水体是诺如病毒重要的污染源,开发复杂水体样本中诺如病毒型别的检测技术一方面可以应用于暴发疫情中传染源的快速筛查和检测,另一方面通过对生活污水中诺如病毒的检测可以监测人群中循环流行的诺如病毒型别,并且可以通过实时定量分析结果发现人群中型别占比升高的诺如病毒型别,为诺如病毒疫情的预警和防控提供依据。但是,目前还缺乏系统地高通量地水体诺如病毒的检测方法。常用的荧光定量PCR的方法更是无法确认诺如病毒的具体基因型别。利用PCR结合分子克隆的方法可以发现水体中占比较高的诺如病毒型别,但此方法的显著缺陷在于分子克隆后的一代测序实验周期长、通量低、不灵敏。
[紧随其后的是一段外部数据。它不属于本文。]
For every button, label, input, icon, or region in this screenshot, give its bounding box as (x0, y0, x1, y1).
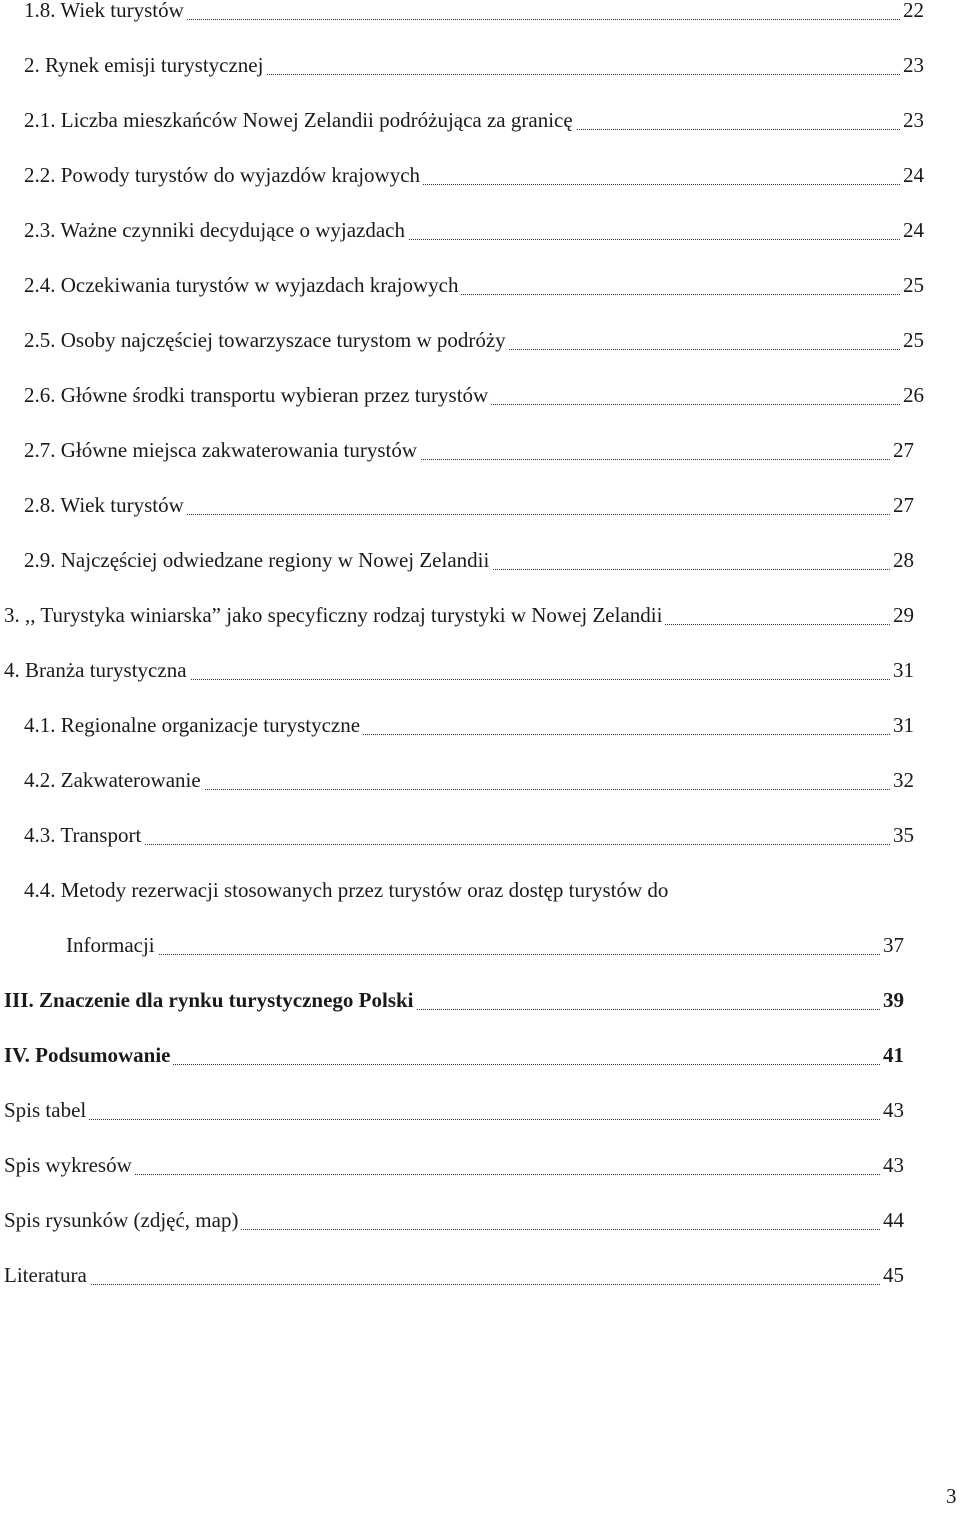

构建大量克隆仍然无法勾勒出水体中诺如病毒型别的完整分布,一些丰度较低的诺如病毒型别较难或无法通过传染的克隆方法监测到。
发明内容
基于此,本发明的目的在于提供一种基于高通量测序平台的多型别诺如病毒检测引物、试剂盒及高通量测序数据分析方法。
为实现上述目的,本发明提供了如下技术方案:
一种基于高通量测序平台用于诺如病毒分型检测的引物,包括第一引物、第二引物和第三引物;
所述第一引物的序列为:
CARGARBCNATGTTYAGRTGGATGAG;
所述第二引物的序列为:
CAGACGTGTGCTCTTCCGATCT(N)mTGGGAGGGCGATCGCAATC;
所述第三引物的序列为:
CCTACACGACGCTCTTCCGATCT(N)nCCWCCNGCRTRHCCRTTRTACAT;
其中,R表示碱基A或G,B表示碱基G或T或C,N表示碱基A或G或T或C,Y表示碱基C或T,W表示碱基A或T,H表示碱基A或T或C;
所述第二引物中的(N)m和所述第三引物中的(N)n为标签片段,其中,m、n分别选自6-10中的任一整数。
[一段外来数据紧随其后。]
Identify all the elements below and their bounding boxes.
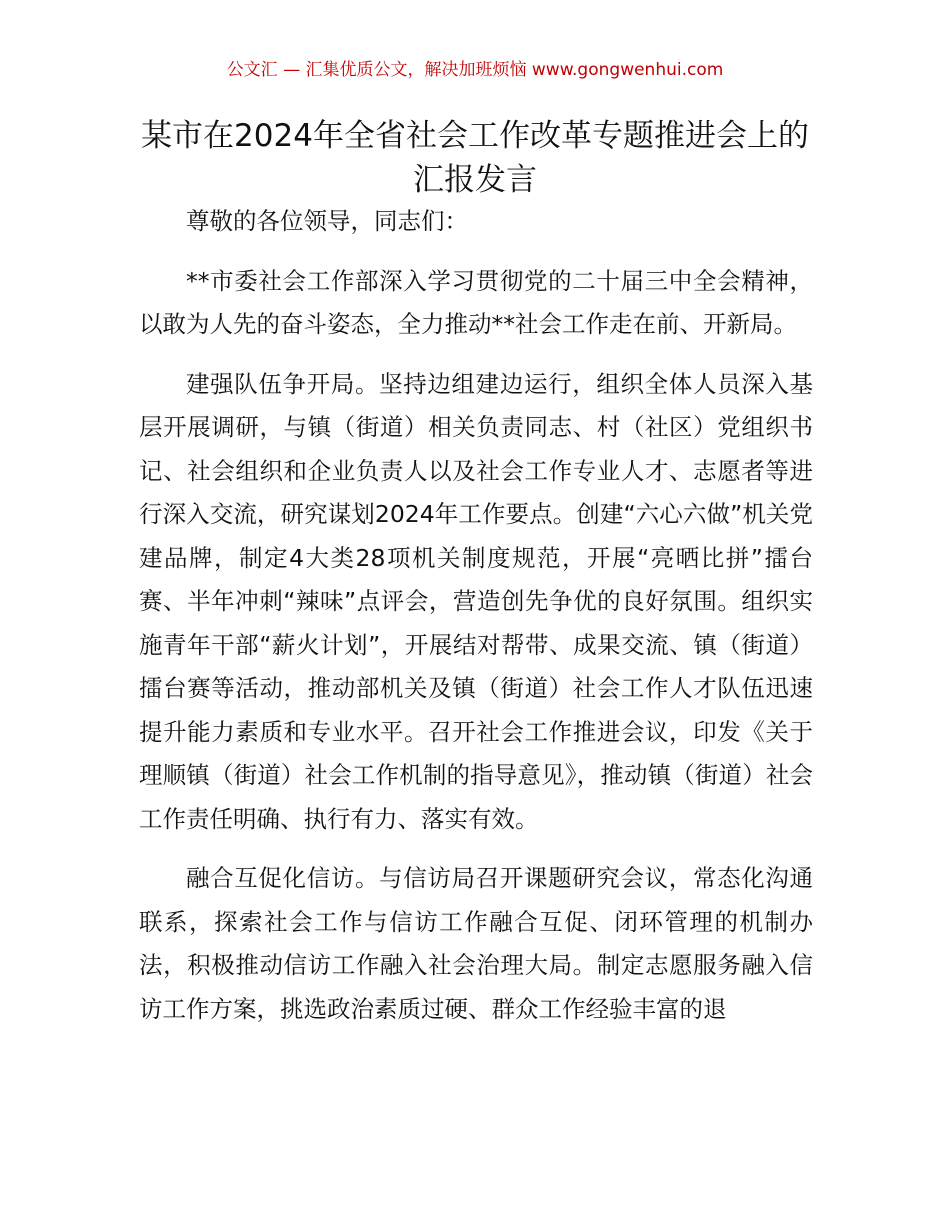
document-body [139, 200, 813, 1047]
document-title: 某市在2024年全省社会工作改革专题推进会上的汇报发言 [141, 118, 809, 198]
salutation-paragraph: 尊敬的各位领导，同志们： [186, 207, 468, 235]
site-header-banner: 公文汇 — 汇集优质公文，解决加班烦恼 www.gongwenhui.com [226, 60, 724, 80]
team-building-paragraph: 建强队伍争开局。坚持边组建边运行，组织全体人员深入基层开展调研，与镇（街道）相关负责同志、村（社区）党组织书记、社会组织和企业负责人以及社会工作专业人才、志愿者等进行深入交流，研究谋划2024年工作要点。创建“六心六做”机关党建品牌，制定4大类28项机关制度规范，开展“亮晒比拼”擂台赛、半年冲刺“辣味”点评会，营造创先争优的良好氛围。组织实施青年干部“薪火计划”，开展结对帮带、成果交流、镇（街道）擂台赛等活动，推动部机关及镇（街道）社会工作人才队伍迅速提升能力素质和专业水平。召开社会工作推进会议，印发《关于理顺镇（街道）社会工作机制的指导意见》，推动镇（街道）社会工作责任明确、执行有力、落实有效。 [139, 369, 813, 833]
intro-paragraph: **市委社会工作部深入学习贯彻党的二十届三中全会精神，以敢为人先的奋斗姿态，全力推动**社会工作走在前、开新局。 [139, 266, 813, 338]
petition-integration-paragraph: 融合互促化信访。与信访局召开课题研究会议，常态化沟通联系，探索社会工作与信访工作融合互促、闭环管理的机制办法，积极推动信访工作融入社会治理大局。制定志愿服务融入信访工作方案，挑选政治素质过硬、群众工作经验丰富的退 [139, 864, 813, 1023]
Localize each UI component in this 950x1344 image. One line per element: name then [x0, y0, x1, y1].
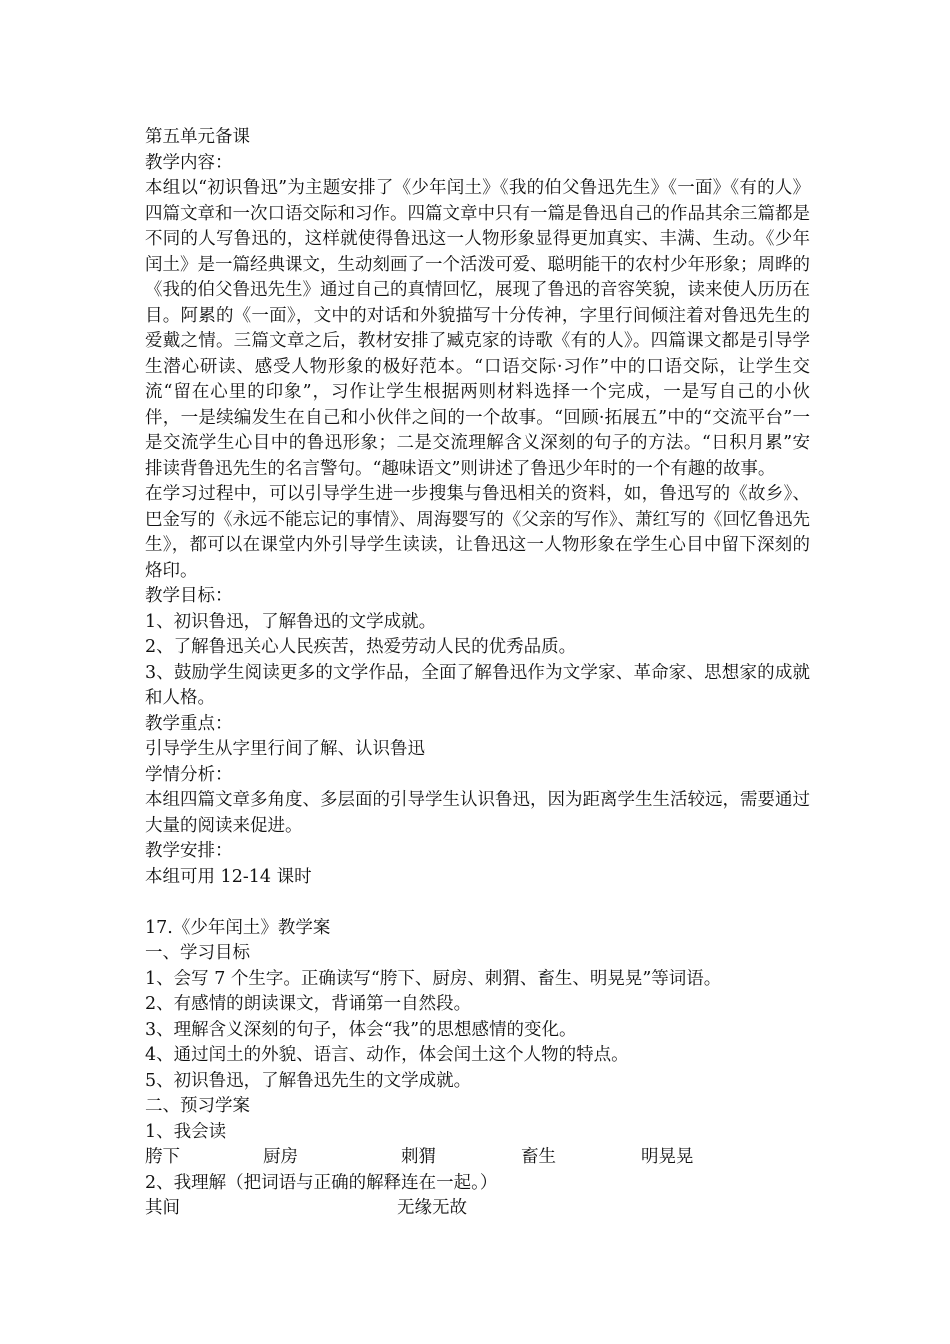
analysis-text: 本组四篇文章多角度、多层面的引导学生认识鲁迅，因为距离学生生活较远，需要通过大量的阅读来促进。	[145, 790, 810, 836]
goal-item: 1、初识鲁迅，了解鲁迅的文学成就。	[145, 611, 437, 632]
blank-line	[145, 890, 810, 916]
read-word: 刺猬	[401, 1147, 436, 1167]
focus-heading: 教学重点：	[145, 713, 233, 734]
arrange-heading: 教学安排：	[145, 841, 233, 861]
objective-item: 3、理解含义深刻的句子，体会“我”的思想感情的变化。	[145, 1019, 577, 1040]
content-paragraph-2: 在学习过程中，可以引导学生进一步搜集与鲁迅相关的资料，如，鲁迅写的《故乡》、巴金写的《永远不能忘记的事情》、周海婴写的《父亲的写作》、萧红写的《回忆鲁迅先生》，都可以在课堂内外引导学生读读，让鲁迅这一人物形象在学生心目中留下深刻的烙印。	[145, 484, 810, 581]
lesson-title: 17.《少年闰土》教学案	[145, 917, 331, 938]
read-word: 畜生	[521, 1147, 556, 1167]
content-paragraph-1: 本组以“初识鲁迅”为主题安排了《少年闰土》《我的伯父鲁迅先生》《一面》《有的人》四篇文章和一次口语交际和习作。四篇文章中只有一篇是鲁迅自己的作品其余三篇都是不同的人写鲁迅的，这样就使得鲁迅这一人物形象显得更加真实、丰满、生动。《少年闰土》是一篇经典课文，生动刻画了一个活泼可爱、聪明能干的农村少年形象；周晔的《我的伯父鲁迅先生》通过自己的真情回忆，展现了鲁迅的音容笑貌，读来使人历历在目。阿累的《一面》，文中的对话和外貌描写十分传神，字里行间倾注着对鲁迅先生的爱戴之情。三篇文章之后，教材安排了臧克家的诗歌《有的人》。四篇课文都是引导学生潜心研读、感受人物形象的极好范本。“口语交际·习作”中的口语交际，让学生交流“留在心里的印象”，习作让学生根据两则材料选择一个完成，一是写自己的小伙伴，一是续编发生在自己和小伙伴之间的一个故事。“回顾·拓展五”中的“交流平台”一是交流学生心目中的鲁迅形象；二是交流理解含义深刻的句子的方法。“日积月累”安排读背鲁迅先生的名言警句。“趣味语文”则讲述了鲁迅少年时的一个有趣的故事。	[145, 178, 810, 479]
read-word: 胯下	[145, 1147, 180, 1167]
objective-item: 4、通过闰土的外貌、语言、动作，体会闰土这个人物的特点。	[145, 1045, 629, 1065]
goal-item: 2、了解鲁迅关心人民疾苦，热爱劳动人民的优秀品质。	[145, 637, 577, 657]
preview-heading: 二、预习学案	[145, 1096, 250, 1116]
objective-item: 5、初识鲁迅，了解鲁迅先生的文学成就。	[145, 1070, 472, 1091]
arrange-text: 本组可用 12-14 课时	[145, 866, 312, 887]
read-words-row	[145, 1145, 810, 1171]
content-heading: 教学内容：	[145, 152, 233, 173]
understand-heading: 2、我理解（把词语与正确的解释连在一起。）	[145, 1172, 498, 1193]
document-page	[145, 125, 810, 1222]
objective-item: 2、有感情的朗读课文，背诵第一自然段。	[145, 994, 472, 1014]
match-words-row	[145, 1196, 810, 1222]
analysis-heading: 学情分析：	[145, 764, 233, 785]
objectives-heading: 一、学习目标	[145, 943, 250, 963]
objective-item: 1、会写 7 个生字。正确读写“胯下、厨房、刺猬、畜生、明晃晃”等词语。	[145, 968, 722, 989]
read-heading: 1、我会读	[145, 1121, 227, 1142]
read-word: 厨房	[263, 1147, 298, 1167]
focus-text: 引导学生从字里行间了解、认识鲁迅	[145, 739, 425, 759]
match-word: 其间	[145, 1198, 180, 1218]
unit-title: 第五单元备课	[145, 127, 250, 147]
match-word: 无缘无故	[397, 1198, 467, 1218]
goal-item: 3、鼓励学生阅读更多的文学作品，全面了解鲁迅作为文学家、革命家、思想家的成就和人格。	[145, 662, 810, 708]
read-word: 明晃晃	[641, 1147, 694, 1167]
goals-heading: 教学目标：	[145, 586, 233, 606]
本发明还提供了一种用于诺如病毒分型检测的试剂盒,具体技术方案如下:
一种基于高通量测序的诺如病毒分型检测试剂盒,包含有上所述的引物。
本发明还提供了一种诺如病毒基因分型测序文库的构建方法,具体如下:
一种诺如病毒基因分型测序文库的构建方法,包括以下步骤:
(1)获得含病毒核酸的样本;
(2)以步骤(1)中提取的核酸为模板,以第一引物为上游引物,以第三引物为下游引物,进行第一轮PCR扩增;再以第二引物为上游引物,第三引物为下游引物,进行第二轮PCR扩增;
(3)对步骤(2)的扩增产物进行接头连接;
(4)纯化,得诺如病毒基因分型测序文库。
本发明还提供了一种基于高通量测序的诺如病毒分型与检测方法,具体如下:
一种基于高通量测序的诺如病毒分型与检测方法,将诺如病毒基因分型测序文库进行双端测序,所述诺如病毒基因分型测序文库由如上所述的诺如病毒基因分型测序文库的构建方法构建得到。
基于上述技术方案,本发明具有以下有益效果:
本发明基于对诺如病毒的分子进化分析,设计得到用于构建诺如病毒基因分型测序文库的引物,该引物扩增得到的片段能够有效体现诺如病毒的基因分型,且该引物扩增出的片段长度合适,可以无需进行基因片段打断,即可直接通过高通量测序平台进行双端测序,避免了需要进行打断测序时拼接过程中容易出现的同源性较高的病毒序列片段进行错误拼接而丢失正确序列的问题,使得分型测序更加高效、准确。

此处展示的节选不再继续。